The article today is from Information Week, and the content is not a bit surprising. Blackboard MOOC Gains 15 More Colleges. Here’s the reason. “Schools that are currently licensing Blackboard’s learning management system, Blackboard Learn, will have access to the MOOC platform at no additional cost”.
Yes, and schools using Blackboard can dip their toe into innovation in a non-threatening way that adheres to so many adult learning principles. THIS is not all that different. This is just using Blackboard in new ways. Not a transformational, disorienting dilemma type of change. Just a little change that ties an innovation to existing templates of knowledge. It works, it fits with the real world (not the post-modern idealism that we often speak about in EdTech circles.) This is for the regular folks, the schools that want to show innovative initiatives but without meandering too far from what they know.

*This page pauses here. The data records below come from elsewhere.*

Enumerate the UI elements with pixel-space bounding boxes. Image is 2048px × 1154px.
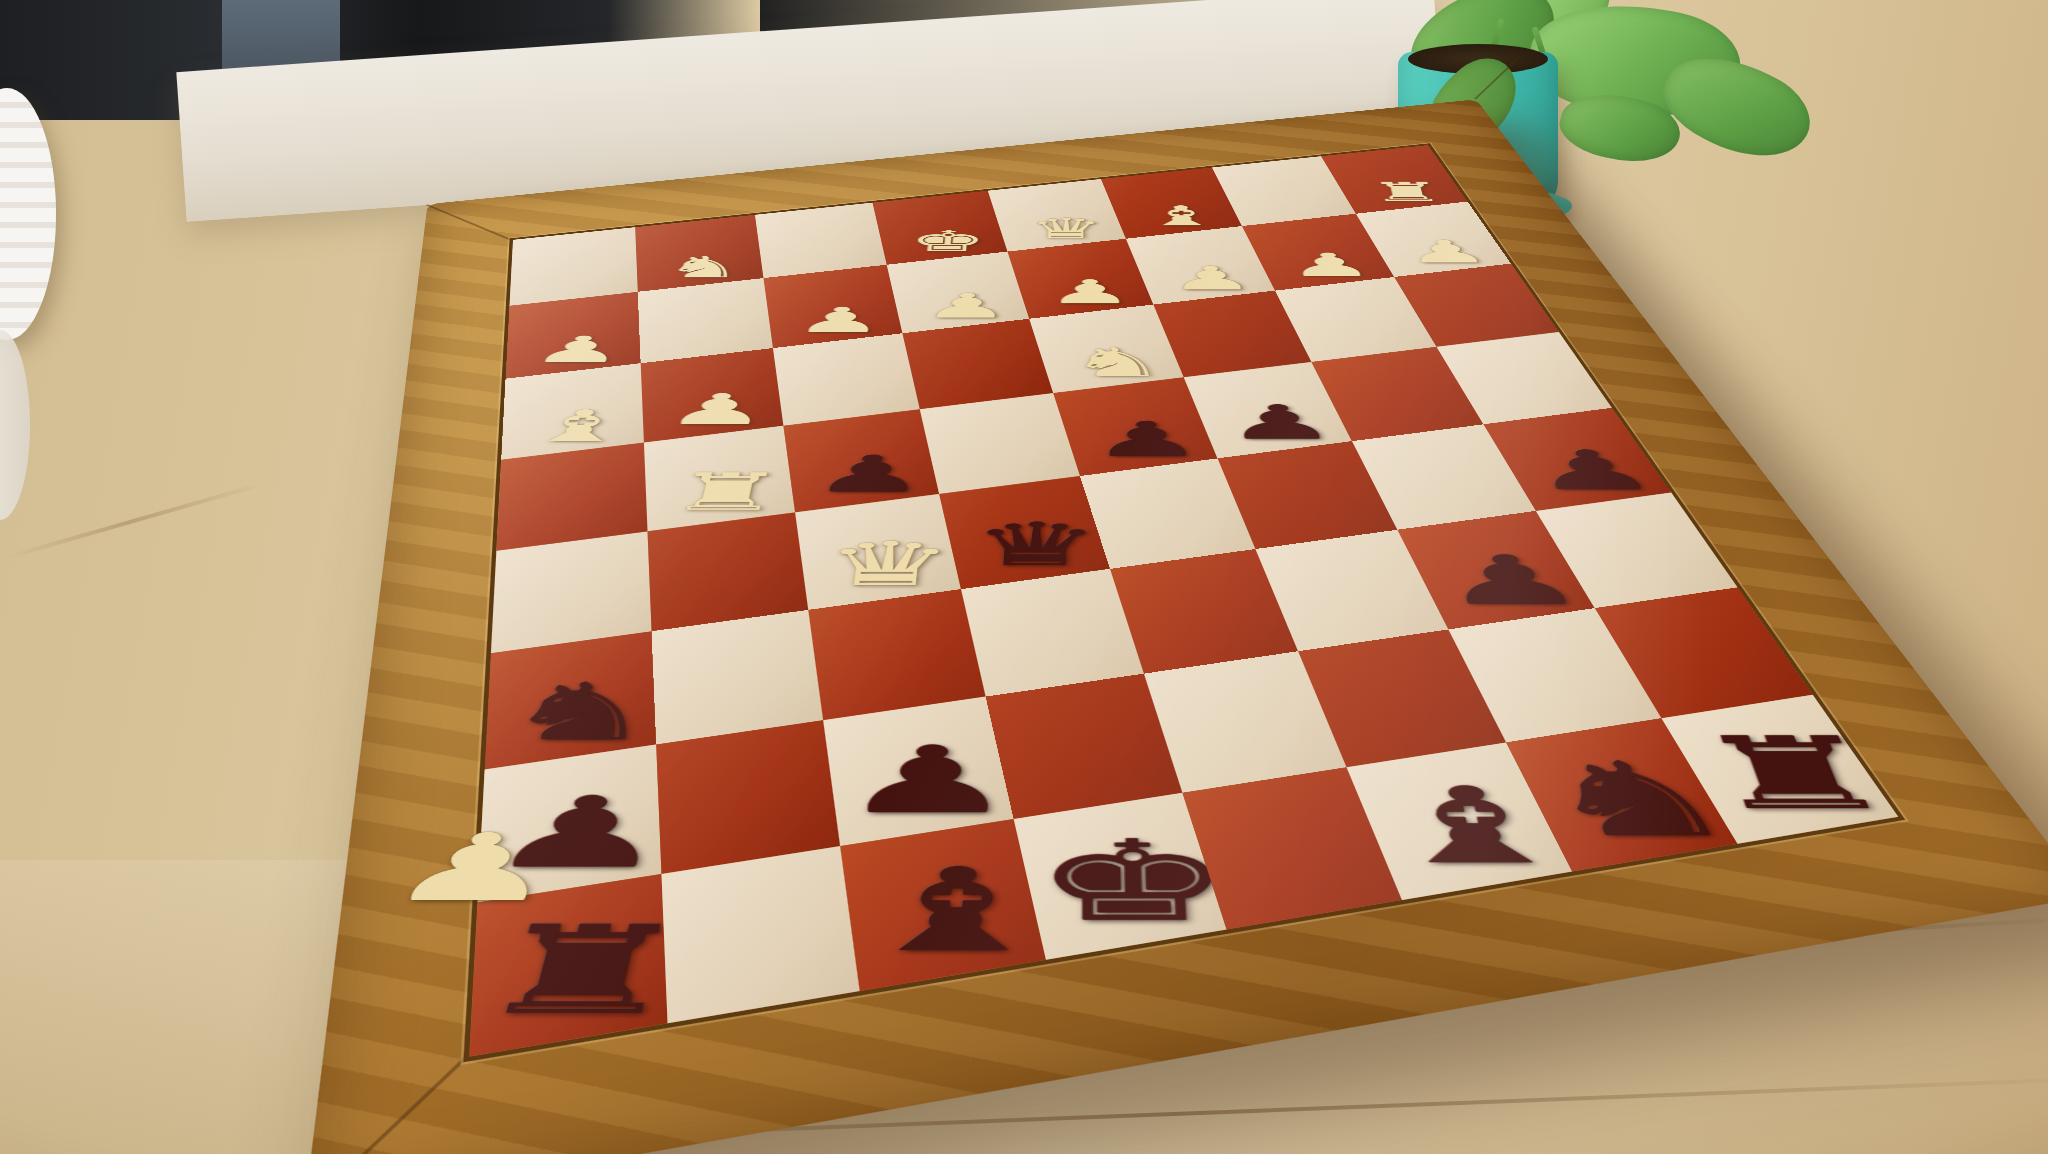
piece-bR-a8: ♜	[1684, 725, 1912, 825]
piece-wQ-d1: ♛	[1028, 215, 1104, 243]
piece-bP-a5: ♟	[1523, 444, 1664, 498]
piece-wR-a1: ♜	[1367, 179, 1447, 205]
piece-bP-c4: ♟	[1223, 399, 1339, 446]
frame-miter-joint	[426, 204, 515, 241]
white-bowl-base	[0, 330, 30, 520]
chessboard-squares: ♞♚♛♝♜♟♟♟♟♟♟♟♝♟♞♜♟♟♟♛♛♟♞♟♟♟♜♝♚♝♞♜	[469, 145, 1898, 1057]
white-bowl	[0, 88, 56, 340]
table-plank-seam	[4, 484, 255, 560]
piece-bN-h6: ♞	[492, 673, 669, 752]
piece-wR-g4: ♜	[663, 467, 790, 518]
piece-wQ-f5: ♛	[818, 534, 956, 595]
piece-bP-d4: ♟	[1091, 416, 1204, 464]
piece-wN-d3: ♞	[1068, 342, 1166, 382]
piece-wP-h2: ♟	[528, 332, 630, 368]
piece-wK-e1: ♚	[908, 227, 987, 255]
spare-white-pawn-on-frame: ♟	[376, 821, 574, 914]
frame-miter-joint	[301, 1052, 472, 1154]
piece-wP-e2: ♟	[922, 289, 1011, 323]
piece-wP-b2: ♟	[1286, 249, 1376, 281]
piece-wN-g1: ♞	[662, 253, 748, 283]
piece-wP-a2: ♟	[1402, 236, 1493, 267]
piece-bP-f7: ♟	[837, 735, 1020, 828]
piece-wP-g3: ♟	[663, 388, 774, 430]
square-f8: ♝	[840, 819, 1046, 991]
piece-wP-d2: ♟	[1047, 276, 1133, 309]
piece-bP-f4: ♟	[809, 449, 930, 499]
photo-scene: ♞♚♛♝♜♟♟♟♟♟♟♟♝♟♞♜♟♟♟♛♛♟♞♟♟♟♜♝♚♝♞♜ ♟	[0, 0, 2048, 1154]
piece-wB-h3: ♝	[522, 404, 638, 447]
piece-wP-c2: ♟	[1168, 262, 1256, 294]
square-g8	[661, 846, 859, 1023]
piece-wB-c1: ♝	[1144, 203, 1221, 230]
piece-bQ-e5: ♛	[969, 515, 1101, 575]
piece-wP-f2: ♟	[793, 303, 886, 338]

An LMS is not software, and it is not just a learning management system. It is an entire eco-system. Yes, there is the software. But there is the Support Desk, and Instructors already know how to use it, and Learners are comfortable with it. The cost of changing to Canvas or D2L or Moodle or other alternative is not just about the software. It is about that entire ecosystem, and the learning curve involved. The cost of training, staff time, student time, instructors having to be sure students figured out how things work now – huge.
Using Blackboard, which is tried and true and familiar, is the perfect answer for so many schools. Information week says “Although many schools wanted to try them, most MOOC platforms did not suit their needs. ‘When you give a taste of your institution, you really want to make it look like a course,’ said Blot. ‘MOOCs at the beginning weren’t like that.'” Right.